Talk continued and became more sour when several outlets reported in the ensuing days that the family had a considerable amount of financial stress – that they had recently declared bankruptcy and abandoned one home.

It turned out that the mother lived with her parents, and there was no way the house was big enough. “No word on the father,” reporters commented.

According to the L.A. Times, the mother already had six children. The Guardian reported the woman might have mental health issues and that she might be “addicted” to having children.

The tone of the reporting grew acrid as the details became uncomfortable.
And then there were the ethicists, the reproductive medicine community and the experts-by-satellite stating no more than two embryos should have been implanted – certainly not eight.

While the details of the pregnancy remain unclear, a series of irresponsible actions seem to be the cause. However, the context is key and – beyond dramatic details of finances – absent.
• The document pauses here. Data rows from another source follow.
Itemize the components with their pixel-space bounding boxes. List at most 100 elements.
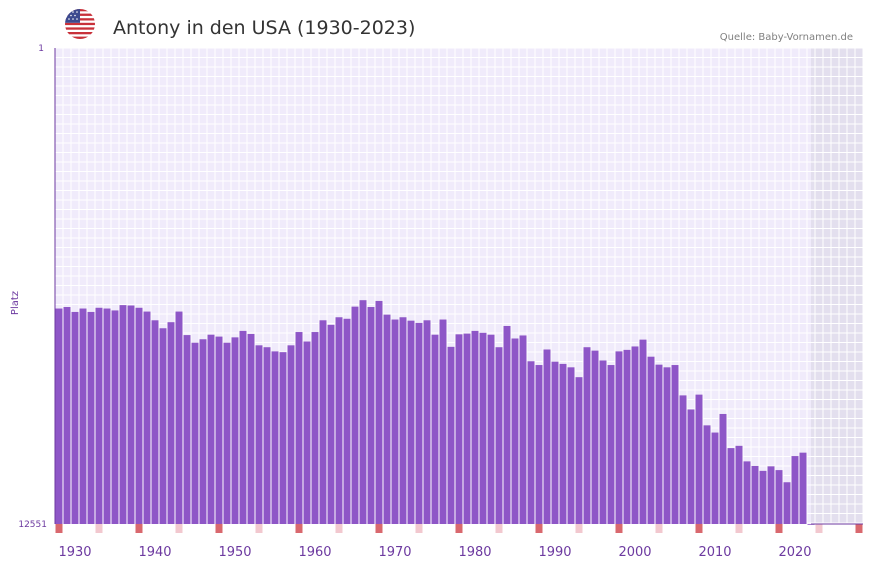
- bar-1949: [223, 342, 231, 524]
- bar-1953: [255, 345, 263, 524]
- year-marker-2028: [855, 524, 863, 533]
- bar-1951: [239, 330, 247, 524]
- bar-1955: [271, 351, 279, 524]
- y-axis-label: Platz: [10, 291, 21, 315]
- year-marker-2008: [695, 524, 703, 533]
- y-tick-top: 1: [38, 44, 44, 54]
- year-marker-1993: [575, 524, 583, 533]
- bar-1993: [575, 377, 583, 524]
- bar-1966: [359, 300, 367, 524]
- bar-1940: [151, 320, 159, 524]
- bar-2016: [759, 470, 767, 524]
- y-tick-bottom: 12551: [18, 520, 47, 530]
- bar-1976: [439, 319, 447, 524]
- year-marker-1968: [375, 524, 383, 533]
- x-tick-1970: 1970: [378, 545, 411, 560]
- year-marker-1958: [295, 524, 303, 533]
- bar-1996: [599, 360, 607, 524]
- bar-1980: [471, 330, 479, 524]
- x-tick-1950: 1950: [218, 545, 251, 560]
- bar-1942: [167, 322, 175, 524]
- bar-1984: [503, 325, 511, 524]
- bar-1985: [511, 338, 519, 524]
- bar-2014: [743, 461, 751, 524]
- bar-1948: [215, 336, 223, 524]
- bar-1978: [455, 334, 463, 524]
- bar-1936: [119, 305, 127, 524]
- bar-2001: [639, 339, 647, 524]
- year-marker-1933: [95, 524, 103, 533]
- year-marker-2023: [815, 524, 823, 533]
- bar-1994: [583, 347, 591, 524]
- bar-1958: [295, 332, 303, 524]
- x-tick-1930: 1930: [58, 545, 91, 560]
- bar-2017: [767, 466, 775, 524]
- year-marker-2003: [655, 524, 663, 533]
- year-markers: [55, 524, 863, 533]
- year-marker-1963: [335, 524, 343, 533]
- bar-1970: [391, 319, 399, 524]
- bar-2000: [631, 346, 639, 524]
- bar-1982: [487, 334, 495, 524]
- bar-series: [55, 300, 815, 525]
- bar-1969: [383, 314, 391, 524]
- bar-1934: [103, 308, 111, 524]
- bar-1950: [231, 337, 239, 524]
- bar-1977: [447, 346, 455, 524]
- bar-1944: [183, 335, 191, 524]
- bar-1960: [311, 332, 319, 524]
- bar-1983: [495, 347, 503, 524]
- bar-1932: [87, 311, 95, 524]
- x-tick-2020: 2020: [778, 545, 811, 560]
- year-marker-1988: [535, 524, 543, 533]
- bar-2018: [775, 470, 783, 524]
- bar-1999: [623, 349, 631, 524]
- year-marker-1928: [55, 524, 63, 533]
- bar-2015: [751, 465, 759, 524]
- bar-2013: [735, 445, 743, 524]
- bar-2020: [791, 456, 799, 524]
- bar-2011: [719, 413, 727, 524]
- bar-1947: [207, 334, 215, 524]
- x-tick-1960: 1960: [298, 545, 331, 560]
- bar-1939: [143, 311, 151, 524]
- bar-1979: [463, 333, 471, 524]
- year-marker-1938: [135, 524, 143, 533]
- bar-1974: [423, 320, 431, 524]
- bar-1962: [327, 324, 335, 524]
- x-tick-1940: 1940: [138, 545, 171, 560]
- bar-1968: [375, 300, 383, 524]
- bar-1992: [567, 367, 575, 524]
- bar-1943: [175, 311, 183, 524]
- year-marker-1973: [415, 524, 423, 533]
- year-marker-1943: [175, 524, 183, 533]
- bar-2008: [695, 394, 703, 524]
- bar-1931: [79, 308, 87, 524]
- x-tick-1980: 1980: [458, 545, 491, 560]
- bar-1956: [279, 352, 287, 524]
- bar-2006: [679, 395, 687, 524]
- bar-1961: [319, 320, 327, 524]
- x-tick-2000: 2000: [618, 545, 651, 560]
- bar-1990: [551, 361, 559, 524]
- bar-1954: [263, 347, 271, 524]
- bar-2002: [647, 356, 655, 524]
- bar-1938: [135, 307, 143, 524]
- bar-2004: [663, 367, 671, 524]
- year-marker-1978: [455, 524, 463, 533]
- bar-1975: [431, 334, 439, 524]
- bar-2019: [783, 482, 791, 524]
- year-marker-1948: [215, 524, 223, 533]
- bar-1997: [607, 365, 615, 524]
- bar-1941: [159, 328, 167, 524]
- year-marker-1998: [615, 524, 623, 533]
- bar-2009: [703, 425, 711, 524]
- bar-1928: [55, 308, 63, 524]
- bar-1988: [535, 365, 543, 524]
- bar-1957: [287, 345, 295, 524]
- bar-1952: [247, 333, 255, 524]
- bar-1981: [479, 332, 487, 524]
- bar-1946: [199, 339, 207, 524]
- bar-2012: [727, 448, 735, 524]
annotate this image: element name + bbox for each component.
The family is holed up at home, silent, and the octuplets seem to be doing well.

The abrupt and ongoing metamorphosis of the California family news story, from another emblem of medical triumph to an ethical quandary to an outrageous exhibition of irresponsibility, remains.

Distress has excavated the family’s private life from obscurity, ground it up into simplified sound bites and splattered it all over early morning news programs and newspapers.

Fertility treatments and potential multiple pregnancies present important questions regarding who uses them, and implicit in such questions are much hairier ones regarding reproductive rights and how we determine who can use them and who can’t, who can have kids and who can’t.

These are value judgments that the mainstream media haven’t handled well or with enough nuance, which has tended to couch the debate in either/or terms: She and her doctors were either irresponsible or not.

Such binary commentary frames a medical ethics debate – already notoriously complex and prone to sensational reporting – inadequately, even flippantly.